Fast KV Compaction via Attention Matching

(arxiv.org)

72 points | by cbracketdash 3 days ago ago

16 comments

  • WarmWash 2 days ago ago

    Considering the insanity of the AI arms race going on now, and the incredible sums of money be thrown at any slight advantage, is there any reason to believe that any meaningful AI breakthrough would be openly published for anyone to leverage?

    • 542458 2 days ago ago

      These folks are MIT, so citations are valuable to them. Citations convert into prestige, academic career progression, or a favorable exit from academia into industry.

      Also, I don't see why you couldn't patent this if you wanted to monetize it.

      • BetaDeltaAlpha 2 days ago ago

        > Also, I don't see why you couldn't patent this if you wanted to monetize it.

        We all just saw the prior art published for the public. That will preclude patenting this work. Further reduction to practice is required.

        (I am not a lawyer).

    • jph00 2 days ago ago

      Yes there is. Lots of researchers are more interested in making a contribution to societal flourishing than in making incredible sums of money. That’s why there’s still lots of top AI researchers in academia.
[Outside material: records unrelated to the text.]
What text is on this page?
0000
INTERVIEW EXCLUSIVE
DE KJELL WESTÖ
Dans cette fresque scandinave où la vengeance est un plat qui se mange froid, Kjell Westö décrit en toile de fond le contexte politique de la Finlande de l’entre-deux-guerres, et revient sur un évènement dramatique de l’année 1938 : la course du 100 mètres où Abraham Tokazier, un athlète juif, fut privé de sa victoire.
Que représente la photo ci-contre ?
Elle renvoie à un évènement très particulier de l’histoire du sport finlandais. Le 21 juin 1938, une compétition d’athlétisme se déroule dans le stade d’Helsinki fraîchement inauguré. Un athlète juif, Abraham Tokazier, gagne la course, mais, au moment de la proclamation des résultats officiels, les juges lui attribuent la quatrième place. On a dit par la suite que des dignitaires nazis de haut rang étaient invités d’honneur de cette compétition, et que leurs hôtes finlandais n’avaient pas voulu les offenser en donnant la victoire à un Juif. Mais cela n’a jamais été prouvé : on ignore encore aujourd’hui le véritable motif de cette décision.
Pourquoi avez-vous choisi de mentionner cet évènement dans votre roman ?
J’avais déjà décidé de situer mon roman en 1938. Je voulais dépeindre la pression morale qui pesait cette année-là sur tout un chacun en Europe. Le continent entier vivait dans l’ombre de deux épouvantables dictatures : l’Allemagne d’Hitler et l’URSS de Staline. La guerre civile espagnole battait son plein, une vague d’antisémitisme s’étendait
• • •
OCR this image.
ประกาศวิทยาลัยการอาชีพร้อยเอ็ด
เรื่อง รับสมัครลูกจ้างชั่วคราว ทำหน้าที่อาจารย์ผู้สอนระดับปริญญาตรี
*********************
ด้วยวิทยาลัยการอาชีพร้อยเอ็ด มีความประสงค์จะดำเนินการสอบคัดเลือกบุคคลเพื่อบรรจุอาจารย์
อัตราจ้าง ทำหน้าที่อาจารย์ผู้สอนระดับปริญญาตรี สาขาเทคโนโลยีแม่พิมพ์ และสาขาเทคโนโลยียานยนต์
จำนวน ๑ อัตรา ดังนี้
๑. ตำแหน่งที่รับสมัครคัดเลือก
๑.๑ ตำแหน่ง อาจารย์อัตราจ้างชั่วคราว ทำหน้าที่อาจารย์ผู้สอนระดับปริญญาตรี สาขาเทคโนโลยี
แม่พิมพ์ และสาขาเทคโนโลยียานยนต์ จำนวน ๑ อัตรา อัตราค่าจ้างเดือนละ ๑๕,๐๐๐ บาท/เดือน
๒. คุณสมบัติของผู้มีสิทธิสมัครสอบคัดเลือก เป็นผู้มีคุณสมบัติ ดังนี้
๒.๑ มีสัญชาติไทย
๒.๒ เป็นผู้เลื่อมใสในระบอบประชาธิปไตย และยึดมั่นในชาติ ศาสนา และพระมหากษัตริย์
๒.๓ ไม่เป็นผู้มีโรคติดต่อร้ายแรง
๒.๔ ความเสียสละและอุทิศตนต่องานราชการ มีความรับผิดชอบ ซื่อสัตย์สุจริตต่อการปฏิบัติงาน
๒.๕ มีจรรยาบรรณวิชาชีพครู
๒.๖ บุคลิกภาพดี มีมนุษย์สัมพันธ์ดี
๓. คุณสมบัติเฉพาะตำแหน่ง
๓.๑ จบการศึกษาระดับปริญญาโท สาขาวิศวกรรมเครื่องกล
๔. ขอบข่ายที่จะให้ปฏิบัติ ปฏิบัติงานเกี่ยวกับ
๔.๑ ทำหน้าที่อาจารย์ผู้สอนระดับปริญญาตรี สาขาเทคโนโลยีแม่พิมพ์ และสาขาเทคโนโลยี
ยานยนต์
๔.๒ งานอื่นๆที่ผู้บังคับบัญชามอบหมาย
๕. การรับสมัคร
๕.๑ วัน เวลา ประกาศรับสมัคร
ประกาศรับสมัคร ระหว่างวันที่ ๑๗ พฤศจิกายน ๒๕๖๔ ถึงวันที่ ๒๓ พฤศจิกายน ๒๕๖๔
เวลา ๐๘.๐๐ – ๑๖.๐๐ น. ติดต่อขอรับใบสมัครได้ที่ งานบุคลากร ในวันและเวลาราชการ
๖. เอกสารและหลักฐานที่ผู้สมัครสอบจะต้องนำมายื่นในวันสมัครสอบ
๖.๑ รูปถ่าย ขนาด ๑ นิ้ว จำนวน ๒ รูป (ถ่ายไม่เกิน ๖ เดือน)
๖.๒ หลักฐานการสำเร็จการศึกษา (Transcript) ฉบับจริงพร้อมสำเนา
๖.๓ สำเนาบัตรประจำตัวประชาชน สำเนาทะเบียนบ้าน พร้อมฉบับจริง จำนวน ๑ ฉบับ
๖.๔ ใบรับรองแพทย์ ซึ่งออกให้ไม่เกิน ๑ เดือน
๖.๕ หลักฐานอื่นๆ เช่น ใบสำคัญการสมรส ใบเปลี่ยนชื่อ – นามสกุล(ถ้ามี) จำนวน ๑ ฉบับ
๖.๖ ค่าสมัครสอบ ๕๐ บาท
    • abeppu 2 days ago ago

      I do sometimes wonder -- if the transformers paper wasn't published, what would the industry be like? Would the same ideas have been put together in almost the same way weeks or months later somewhere else?

    • mikodin 2 days ago ago

      I would say yes.

      The reality is that the money being thrown = the time of humans. I guess compute as well, but in terms of people doing innovation - openly published things are the same thing, minus the money.

    • cma 2 days ago ago

      The inventor's grace period under first to file changes still gives them/their university a year to file if they publish openly.

    • gdiamos 2 days ago ago

      I know the frontier “labs” are holding back publications.

      I don’t think it will last among researchers who think beyond production LLMs

  • cadamsdotcom 2 days ago ago

    Superficially it sounds like this could create a bit more of a move toward doing compaction on some continuous basis, or compacting in batches once you hit the context limit, rather than starting fresh with a summary and system prompt..

    Feels like high fidelity, fast compaction could be a path to “solving” long context.

  • cs702 2 days ago ago

    This looks promising. I've added it to my reading list.

  • 2 days ago ago
    [deleted]
  • speedping 2 days ago ago

    This is big for long-horizon tasks

  • esafak 2 days ago ago

    None of the compaction accuracies look impressive.

    • yorwba 2 days ago ago

      I think matching or exceeding the original cache at 20% compacted size is fairly impressive.

      • esafak 2 days ago ago

        The original cache had 70% accuracy, and the alternatives were only worse.

        • yorwba 2 days ago ago

          It sounds like you looked at figure 1 but not figure 3.